REYNALD ROMEA LUMINARIAS

The Last Caw

For Mark Tobey               
(After THREE BIRDS, c. 1934-1935)

1
riotous ravens scour rocks volcanic,
gleaming granite, pacing, spindly legs on
cadmium landscape beneath the sky of fire-

storm omens. Lava breaks the belly of
our earth - spilling rare substances, licking
great forests, leveling dwellings, cathedrals,

flamboyant bridges, with swirling storms of steel;
oceans bleed seven-petal-anemones,
iridescent origins of the universe.

One raven, in fact, bears the brightest wing
with streaks of snow. Another pecks at bits of
dry moss, emerging from a cave near a grove

of needle-less cedars. Final roof of ice begins
to fall when our gaping earth, birthing, groans

2
A pair of ravens, brooding, looking
rather pleased, skip around a murky pond –
longing for lotuses, white lilies.
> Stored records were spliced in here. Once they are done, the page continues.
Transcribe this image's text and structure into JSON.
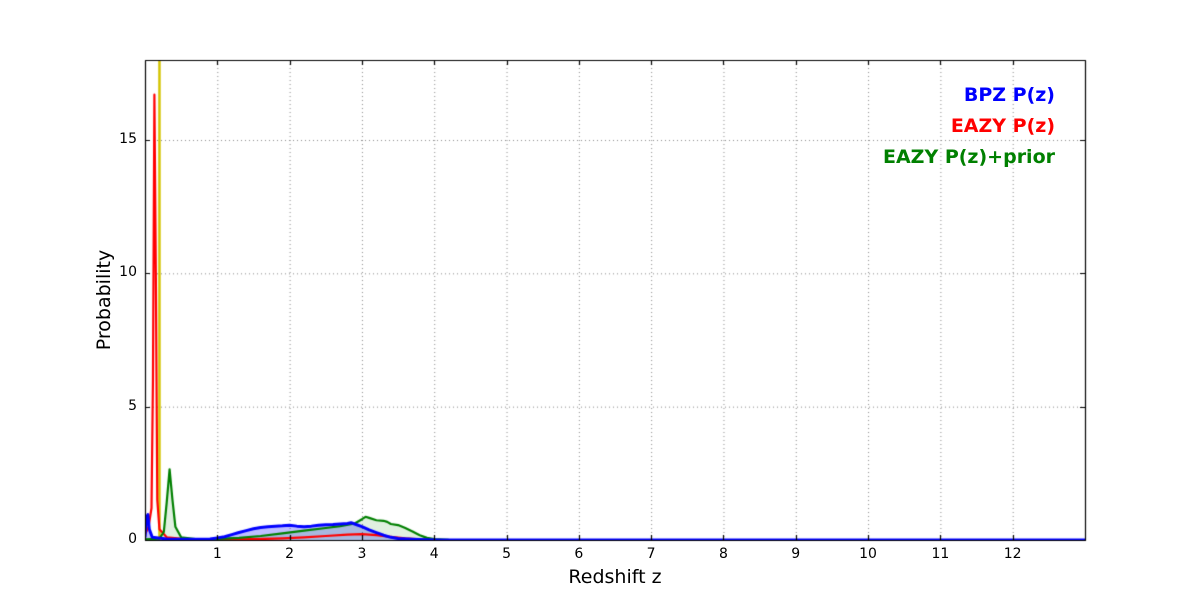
{
  "figure": {
    "background": "#ffffff"
  },
  "chart_data": {
    "type": "line",
    "title": "",
    "xlabel": "Redshift z",
    "ylabel": "Probability",
    "xlim": [
      0,
      13
    ],
    "ylim": [
      0,
      18
    ],
    "xticks": [
      1,
      2,
      3,
      4,
      5,
      6,
      7,
      8,
      9,
      10,
      11,
      12
    ],
    "yticks": [
      0,
      5,
      10,
      15
    ],
    "grid": "dotted",
    "grid_color": "#888888",
    "legend_position": "upper right",
    "vline": {
      "x": 0.2,
      "color": "#d4c400",
      "linewidth": 2.5
    },
    "series": [
      {
        "name": "BPZ P(z)",
        "color": "#0000ff",
        "fill": "rgba(0,0,255,0.25)",
        "linewidth": 3,
        "points": [
          [
            0,
            0.1
          ],
          [
            0.02,
            0.85
          ],
          [
            0.04,
            0.95
          ],
          [
            0.06,
            0.4
          ],
          [
            0.1,
            0.1
          ],
          [
            0.3,
            0.04
          ],
          [
            0.6,
            0.03
          ],
          [
            0.9,
            0.04
          ],
          [
            1.0,
            0.08
          ],
          [
            1.1,
            0.12
          ],
          [
            1.2,
            0.2
          ],
          [
            1.3,
            0.28
          ],
          [
            1.4,
            0.35
          ],
          [
            1.5,
            0.42
          ],
          [
            1.6,
            0.47
          ],
          [
            1.7,
            0.5
          ],
          [
            1.8,
            0.52
          ],
          [
            1.9,
            0.53
          ],
          [
            2.0,
            0.55
          ],
          [
            2.1,
            0.52
          ],
          [
            2.2,
            0.5
          ],
          [
            2.3,
            0.52
          ],
          [
            2.4,
            0.55
          ],
          [
            2.5,
            0.57
          ],
          [
            2.6,
            0.58
          ],
          [
            2.7,
            0.6
          ],
          [
            2.8,
            0.62
          ],
          [
            2.85,
            0.65
          ],
          [
            2.9,
            0.6
          ],
          [
            3.0,
            0.5
          ],
          [
            3.1,
            0.38
          ],
          [
            3.2,
            0.28
          ],
          [
            3.3,
            0.18
          ],
          [
            3.4,
            0.1
          ],
          [
            3.5,
            0.06
          ],
          [
            3.7,
            0.03
          ],
          [
            3.9,
            0.01
          ],
          [
            4.1,
            0
          ],
          [
            13,
            0
          ]
        ]
      },
      {
        "name": "EAZY P(z)",
        "color": "#ff0000",
        "fill": null,
        "linewidth": 2.2,
        "points": [
          [
            0,
            0.2
          ],
          [
            0.05,
            0.5
          ],
          [
            0.09,
            1.2
          ],
          [
            0.11,
            6
          ],
          [
            0.13,
            16.7
          ],
          [
            0.15,
            10
          ],
          [
            0.17,
            1.5
          ],
          [
            0.2,
            0.4
          ],
          [
            0.3,
            0.1
          ],
          [
            0.6,
            0.02
          ],
          [
            1.0,
            0.02
          ],
          [
            1.5,
            0.03
          ],
          [
            1.9,
            0.06
          ],
          [
            2.2,
            0.1
          ],
          [
            2.5,
            0.15
          ],
          [
            2.8,
            0.2
          ],
          [
            3.0,
            0.22
          ],
          [
            3.2,
            0.18
          ],
          [
            3.4,
            0.12
          ],
          [
            3.6,
            0.06
          ],
          [
            3.8,
            0.02
          ],
          [
            4.0,
            0
          ],
          [
            13,
            0
          ]
        ]
      },
      {
        "name": "EAZY P(z)+prior",
        "color": "#008000",
        "fill": "rgba(0,128,0,0.12)",
        "linewidth": 2.2,
        "points": [
          [
            0,
            0.02
          ],
          [
            0.2,
            0.05
          ],
          [
            0.26,
            0.3
          ],
          [
            0.3,
            1.4
          ],
          [
            0.34,
            2.65
          ],
          [
            0.38,
            1.5
          ],
          [
            0.42,
            0.5
          ],
          [
            0.5,
            0.1
          ],
          [
            0.7,
            0.03
          ],
          [
            1.0,
            0.04
          ],
          [
            1.3,
            0.08
          ],
          [
            1.6,
            0.15
          ],
          [
            1.9,
            0.25
          ],
          [
            2.2,
            0.35
          ],
          [
            2.5,
            0.45
          ],
          [
            2.7,
            0.52
          ],
          [
            2.9,
            0.62
          ],
          [
            3.0,
            0.78
          ],
          [
            3.05,
            0.87
          ],
          [
            3.1,
            0.83
          ],
          [
            3.2,
            0.74
          ],
          [
            3.3,
            0.72
          ],
          [
            3.35,
            0.68
          ],
          [
            3.4,
            0.6
          ],
          [
            3.5,
            0.56
          ],
          [
            3.6,
            0.45
          ],
          [
            3.7,
            0.32
          ],
          [
            3.8,
            0.18
          ],
          [
            3.9,
            0.08
          ],
          [
            4.0,
            0.03
          ],
          [
            4.2,
            0.01
          ],
          [
            4.5,
            0
          ],
          [
            13,
            0
          ]
        ]
      }
    ],
    "legend": [
      {
        "label": "BPZ P(z)",
        "color": "#0000ff"
      },
      {
        "label": "EAZY P(z)",
        "color": "#ff0000"
      },
      {
        "label": "EAZY P(z)+prior",
        "color": "#008000"
      }
    ]
  }
}
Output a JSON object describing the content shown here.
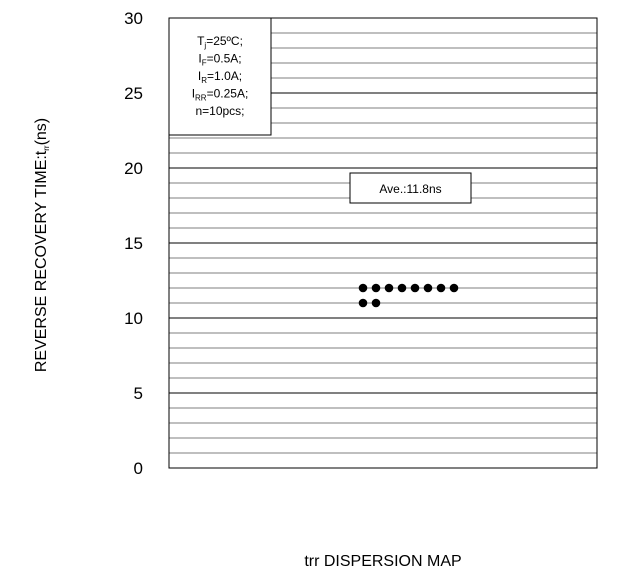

They rest
beside a swath of asphalt; for they, too, are asphalt,
remains of burnt cathedral travertine,
lapis lazuli turned into soot, yet, now,
(please look closely) how their darkness glistens
magnanimity: night of microscopic
constellations spewed out into a fast-
receding coal-black abyss recalling
every galaxy’s, every grain of sand’s –
each root’s, each fruit’s, each nest’s…now listen: music
of each survivor’s new, lyre-muted caw
like brave raven’s last fire-mooted caw

1 comment:

  1. Moving allusions to the state of our ecology,
    to American Indian and Eastern mythology as well.
    Thanks for publishing this poem.